Less gives us CSS-but-better. It takes the standard CSS syntax we all know and adds nesting, variables, mixins and operations. No longer must we violate DRY by copying colours and sizes around throughout the stylesheet or defining and redefining the same inheritance hierarchy.

Using variables, it is possible to define some often-used values throughout your stylesheet (website/company colours for example) and refer to them at various points.

@background_color: #b6e2f8;
@foreground_color: #0a5389;

body {
    background-color: @background_color;
    color: @foreground_color;
}

Using operations, it is possible to define relationships between different values throughout the stylesheet. This is something I've found particularly useful for defining color variations for hovered/focused links, as in this example.

@link_color: #234206;

a {
    color: @link_color;
}
a:hover, a:focus {
    color: @link_color + #141414; /* brighten when hovered */
}

This sort of operation can work on all units, so can affect font size, border widths, colors and whatever else you need to adjust in code. So far, I have only used it for a few things such as highlight/hover colours like my previous example.

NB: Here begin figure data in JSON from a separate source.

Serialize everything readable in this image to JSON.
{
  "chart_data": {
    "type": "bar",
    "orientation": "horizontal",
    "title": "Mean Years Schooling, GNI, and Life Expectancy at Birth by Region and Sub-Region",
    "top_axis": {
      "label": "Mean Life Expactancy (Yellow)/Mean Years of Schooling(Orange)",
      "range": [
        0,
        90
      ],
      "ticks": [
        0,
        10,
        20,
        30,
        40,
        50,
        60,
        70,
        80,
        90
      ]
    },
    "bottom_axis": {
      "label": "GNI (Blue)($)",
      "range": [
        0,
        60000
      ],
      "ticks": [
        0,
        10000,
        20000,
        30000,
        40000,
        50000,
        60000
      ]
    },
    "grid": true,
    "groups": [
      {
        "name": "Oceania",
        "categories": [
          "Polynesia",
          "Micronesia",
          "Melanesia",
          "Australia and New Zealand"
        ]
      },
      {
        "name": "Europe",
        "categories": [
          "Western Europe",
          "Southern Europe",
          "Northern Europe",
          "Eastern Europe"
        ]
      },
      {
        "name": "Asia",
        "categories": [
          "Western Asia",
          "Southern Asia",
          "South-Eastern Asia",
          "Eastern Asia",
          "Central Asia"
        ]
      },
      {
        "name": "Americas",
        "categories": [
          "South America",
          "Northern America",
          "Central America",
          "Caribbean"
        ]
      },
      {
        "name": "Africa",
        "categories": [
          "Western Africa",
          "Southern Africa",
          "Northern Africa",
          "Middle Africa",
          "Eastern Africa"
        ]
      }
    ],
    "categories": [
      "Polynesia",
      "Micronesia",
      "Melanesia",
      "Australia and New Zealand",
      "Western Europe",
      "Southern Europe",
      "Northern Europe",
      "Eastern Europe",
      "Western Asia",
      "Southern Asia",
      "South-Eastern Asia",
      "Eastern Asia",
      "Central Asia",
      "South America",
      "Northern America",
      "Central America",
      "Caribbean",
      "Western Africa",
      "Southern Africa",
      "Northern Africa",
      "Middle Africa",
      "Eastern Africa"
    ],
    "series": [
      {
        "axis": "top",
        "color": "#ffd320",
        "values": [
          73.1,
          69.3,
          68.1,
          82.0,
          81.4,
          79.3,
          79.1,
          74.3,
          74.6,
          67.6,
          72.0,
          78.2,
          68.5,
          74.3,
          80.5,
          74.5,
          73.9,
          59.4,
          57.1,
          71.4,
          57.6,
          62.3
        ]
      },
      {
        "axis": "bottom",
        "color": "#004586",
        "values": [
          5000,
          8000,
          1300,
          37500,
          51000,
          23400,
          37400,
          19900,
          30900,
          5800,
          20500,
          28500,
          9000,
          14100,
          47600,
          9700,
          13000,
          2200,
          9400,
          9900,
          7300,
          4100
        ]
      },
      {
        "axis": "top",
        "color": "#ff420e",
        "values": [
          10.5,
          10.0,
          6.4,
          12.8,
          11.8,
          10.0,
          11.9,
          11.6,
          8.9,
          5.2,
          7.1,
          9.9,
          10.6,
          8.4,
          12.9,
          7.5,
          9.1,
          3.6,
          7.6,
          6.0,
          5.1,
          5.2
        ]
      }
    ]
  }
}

Less also allows us to use nesting as you would expect, in place (or alongside) standard CSS cascading. The following two examples would therefore be equivalent.

Less:

.sidebar {
    background-color: @sidebar_bg_color;
    border: solid 1px @sidebar_border_color;
    padding: 0.2em;

    a {
        color: #234206;
    }
}

Plain CSS:

.sidebar {
    background-color: @sidebar_bg_color;
    border: solid 1px @sidebar_border_color;
    padding: 0.2em;
}

.sidebar a {
    color: #234206;
}

Of course, this is only a very simple example. I have found that scaling it up to an entire site gives CSS a much more natural feel and I am actually more productive using it despite having used 'plain' CSS for quite a few years now.

Mixins, as I mentioned at the top of the post, are also provided as well. Basically these take the form of standard CSS classes which you can then use to help build up more complex sets of rules.

.zero_margin_padding {
    margin: 0;
    padding: 0;
}

.sidebar pre {
    .zero_margin_padding;
    /* More styles here */
}

In addition to simple cases like the one above (something I often find myself doing, now with much less repetition), it has been pointed out that this is particularly useful when combined with a CSS framework. I am not one for using these frameworks, but I can certainly see how the two would work very well together.

My Thoughts

I have only briefly run through the features of Less but I think it is safe to say I very much enjoy the power it brings to CSS, all without introducing a whole new syntax or anything particularly unexpected. Now that the .Less guys have created a .NET port of the original Ruby version, we can enjoy Less in both the Ruby and .NET environments. And that can only be a good thing.

There is an alternative in the form of Sass which may also be worth a look, although it is (at present at least) a Ruby-only solution. It adds pretty much all the same features but eschews CSS syntax for a bracket-free syntax, using indentation as the block delimiter. My personal choice is for Less due to the fact that it keeps all the original CSS syntax and just adds new capabilities, but there's no denying the fact both are good and both appear to serve their purpose well.

More information and in depth examples can be found at the Less documentation. I also found Chris Owen's thoughts and insights well worth the read. In addition – particularly for those who want to dive into using .Less in their .NET apps now – check out how easy it is to install. The instructions are right there in the .Less website's sidebar.